Et puis, elle a côtoyé le Gotha européen, la royauté du Danemark. Et puis, le lendemain, elle se retrouve dans les salles de réunion en commission à l'Assemblée. Alors qu'ils sont, évidemment, nous, journalistes, on est un peu au courant. Mais elles sont, je ne sais pas si toi-même t'y étais déjà. Mais elles sont petites, souvent comme des mouchoirs de poche. C'est un peu désuet. Et puis, surtout, le travail parlementaire, ce n'est pas tout à fait un défilé de mode. C'est rugueux, c'est long, c'est souvent un peu ennuyeux. Voilà, on enchaîne les amendements. C'est très technique.
Et un député de gauche, d'ailleurs, avec lequel je parlais de ce projet de réforme audiovisuelle, me disait, voilà, c'est un travail vraiment ingrat. En plus, l'opposition vient un peu de partout. En fait, il y a une partie des macronistes qui sont contre la réforme. Le RN qui joue les arbitres. La gauche qui est vent debout, qui a déposé des milliers d'amendements. Bref, c'est un terrain miné. Et puis, surtout, les députés sont chatouilleux depuis la dissolution, depuis qu'ils ont réussi à être réélus. Et donc, ils ont besoin de sentir qu'ils sont respectés.

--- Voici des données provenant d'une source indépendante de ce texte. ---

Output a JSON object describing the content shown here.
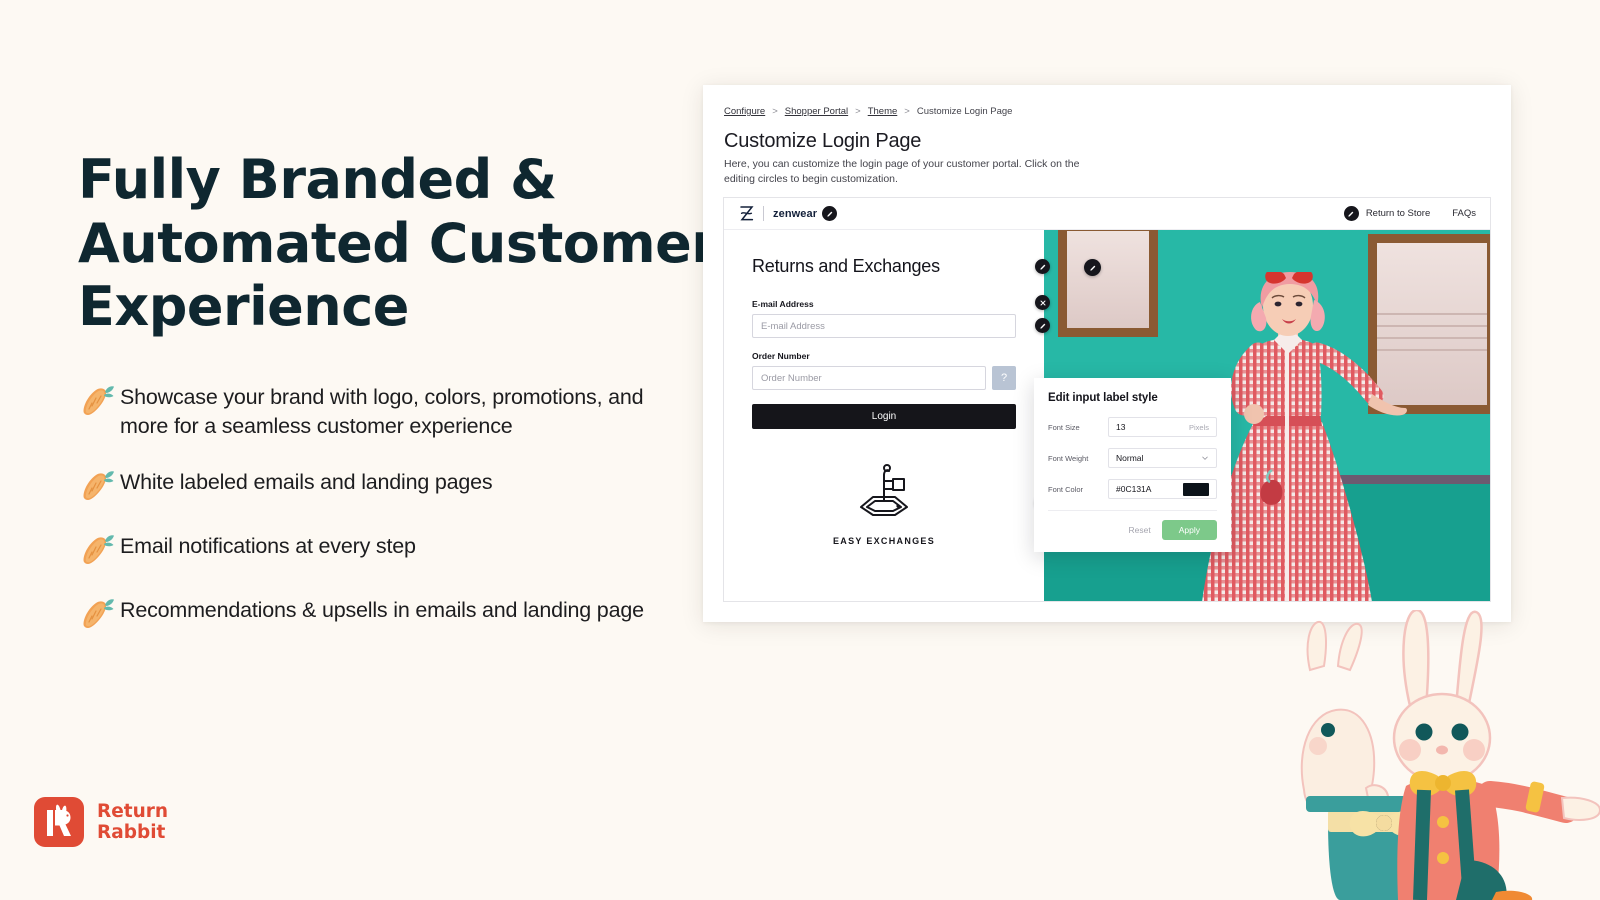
{
  "theme": {
    "background": "#fdf9f3",
    "headline_color": "#0f2730",
    "brand_red": "#e04b35",
    "apply_green": "#7dc98a",
    "portal_dark": "#15151a",
    "help_blue": "#b9c4d4"
  },
  "marketing": {
    "headline": "Fully Branded & Automated Customer Experience",
    "bullets": [
      {
        "icon": "carrot-icon",
        "text": "Showcase your brand with logo, colors, promotions, and more for a seamless customer experience"
      },
      {
        "icon": "carrot-icon",
        "text": "White labeled emails and landing pages"
      },
      {
        "icon": "carrot-icon",
        "text": "Email notifications at every step"
      },
      {
        "icon": "carrot-icon",
        "text": "Recommendations & upsells in emails and landing page"
      }
    ],
    "logo": {
      "line1": "Return",
      "line2": "Rabbit",
      "mark": "return-rabbit-r-icon"
    }
  },
  "app": {
    "breadcrumb": {
      "items": [
        "Configure",
        "Shopper Portal",
        "Theme"
      ],
      "separator": ">",
      "current": "Customize Login Page"
    },
    "page_title": "Customize Login Page",
    "page_subtitle": "Here, you can customize the login page of your customer portal. Click on the editing circles to begin customization.",
    "portal": {
      "header": {
        "logo_mark": "zenwear-z-icon",
        "brand_name": "zenwear",
        "links": [
          {
            "label": "Return to Store",
            "has_edit_badge": true
          },
          {
            "label": "FAQs",
            "has_edit_badge": false
          }
        ]
      },
      "form": {
        "title": "Returns and Exchanges",
        "email_label": "E-mail Address",
        "email_placeholder": "E-mail Address",
        "email_value": "",
        "order_label": "Order Number",
        "order_placeholder": "Order Number",
        "order_value": "",
        "help_glyph": "?",
        "login_label": "Login"
      },
      "promo": {
        "icon": "easy-exchanges-illustration",
        "label": "EASY EXCHANGES"
      },
      "photo_alt": "woman in red gingham dress by teal wall"
    },
    "style_panel": {
      "title": "Edit input label style",
      "fields": [
        {
          "label": "Font Size",
          "value": "13",
          "unit": "Pixels",
          "type": "number"
        },
        {
          "label": "Font Weight",
          "value": "Normal",
          "unit": "",
          "type": "select"
        },
        {
          "label": "Font Color",
          "value": "#0C131A",
          "unit": "",
          "type": "color",
          "swatch": "#0C131A"
        }
      ],
      "reset_label": "Reset",
      "apply_label": "Apply"
    }
  }
}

Et puis, malheureusement pour eux, Rachid Haddati, les règles, le travail parlementaire un peu ennuyeux, tout ça, elle n'aime pas beaucoup s'y plier. Alors, ça agace du coup les parlementaires depuis le début de l'examen du texte en commission. Alors, c'est le style d'Haddi, c'est un peu le style Sarkozy, quoi. Elle est très tactile, elle s'approche de vous, elle vous prend par le bras, elle rigole, elle fait des gestes de la main. Et tu vas me demander, évidemment, par quoi a commencé l'incident dont on va parler ? Oui, justement, je te pose la question, Nils. Par quoi a commencé l'incident dont on va parler ?
Alors, on voit, on va regarder, parce qu'en plus, elle se permet de faire la leçon aux députés. Alors ça, ça les a rendus fous. Regardez ce qu'elle dit.

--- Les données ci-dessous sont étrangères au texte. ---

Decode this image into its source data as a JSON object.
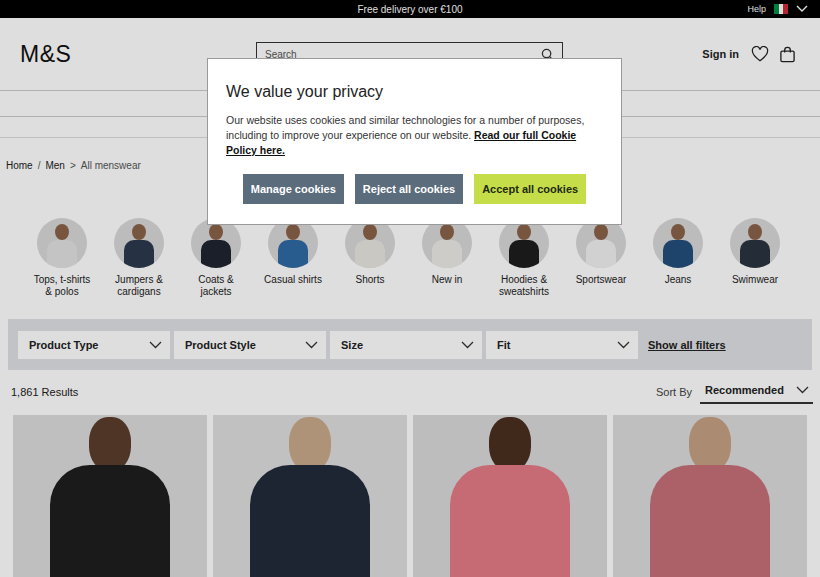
{
  "top_bar": {
    "promo": "Free delivery over €100",
    "help": "Help"
  },
  "header": {
    "logo": "M&S",
    "sign_in": "Sign in"
  },
  "search": {
    "placeholder": "Search"
  },
  "breadcrumb": [
    {
      "label": "Home",
      "separator": "/",
      "current": false
    },
    {
      "label": "Men",
      "separator": ">",
      "current": false
    },
    {
      "label": "All menswear",
      "separator": "",
      "current": true
    }
  ],
  "categories": [
    {
      "label": "Tops, t-shirts & polos"
    },
    {
      "label": "Jumpers & cardigans"
    },
    {
      "label": "Coats & jackets"
    },
    {
      "label": "Casual shirts"
    },
    {
      "label": "Shorts"
    },
    {
      "label": "New in"
    },
    {
      "label": "Hoodies & sweatshirts"
    },
    {
      "label": "Sportswear"
    },
    {
      "label": "Jeans"
    },
    {
      "label": "Swimwear"
    }
  ],
  "filters": [
    {
      "label": "Product Type"
    },
    {
      "label": "Product Style"
    },
    {
      "label": "Size"
    },
    {
      "label": "Fit"
    }
  ],
  "show_all_filters": "Show all filters",
  "results": "1,861 Results",
  "sort": {
    "label": "Sort By",
    "value": "Recommended"
  },
  "cookie_dialog": {
    "title": "We value your privacy",
    "body": "Our website uses cookies and similar technologies for a number of purposes, including to improve your experience on our website.",
    "link": "Read our full Cookie Policy here.",
    "buttons": [
      {
        "label": "Manage cookies",
        "kind": "secondary"
      },
      {
        "label": "Reject all cookies",
        "kind": "secondary"
      },
      {
        "label": "Accept all cookies",
        "kind": "primary"
      }
    ]
  }
}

Quand moi j'entends certains qui sont effectivement dans vos rangs, pas qu'aux partis socialistes, qui me disent, on a une volonté sur les bancs de l'Assemblée, Madame la ministre, c'est de torpiller cette réforme, c'est irresponsable. Je vous le dis avec beaucoup de gravité. Moi, je vais vous dire, on n'est pas élu ici pour torpiller. On peut débattre, mais pas torpiller. C'est honteux. Ses propos sont honteux.
Voilà, alors qu'est-ce qui s'est passé ? La veille, Rachida Dati voulait ajouter un amendement au texte. Ça se fait de manière assez courante. Et le problème, c'est que les services de l'Assemblée, donc c'est les services, comment dire, administratifs, alors c'est entre guillemets des petites mains. Alors ce n'est pas vraiment des petites mains au sens, comment dire, administratif du terme, parce qu'en réalité, c'est des hauts fonctionnaires qui sont capés, les administrateurs, les administratifs de l'Assemblée.
Mais en gros, c'est des hauts fonctionnaires qui sont chargés de regarder si les amendements sont bien conformes aux règlements de l'Assemblée nationale, à s'assurer qu'il n'y a pas d'erreurs grossières, etc. Donc c'est un peu nos secrétaires de rédaction, tu vois, en journalisme, nos correcteurs qui regardent l'article avant qu'il ne soit publié. Et là, malchance pour Rachida Dati et son cabinet, puisqu'évidemment, elle est assistée d'une directrice de cabinet et de ses conseillers, l'amendement a été jugé irrecevable par une administratrice du Palais Bourbon.
Il se trouve que c'est une chef de service qui est très, très capée, qui est respectée par l'ensemble des groupes politiques des députés, puisque à force, effectivement, les députés connaissent les hauts fonctionnaires de l'Assemblée. Il y a une espèce de respect mutuel qui s'installe. Et du coup, l'administratrice de l'Assemblée prévient la ministre que l'amendement va devoir être scindé en plusieurs parties pour être examiné. Et ça, ça ne plaît pas du tout Rachida Dati. Du coup, le tout monte.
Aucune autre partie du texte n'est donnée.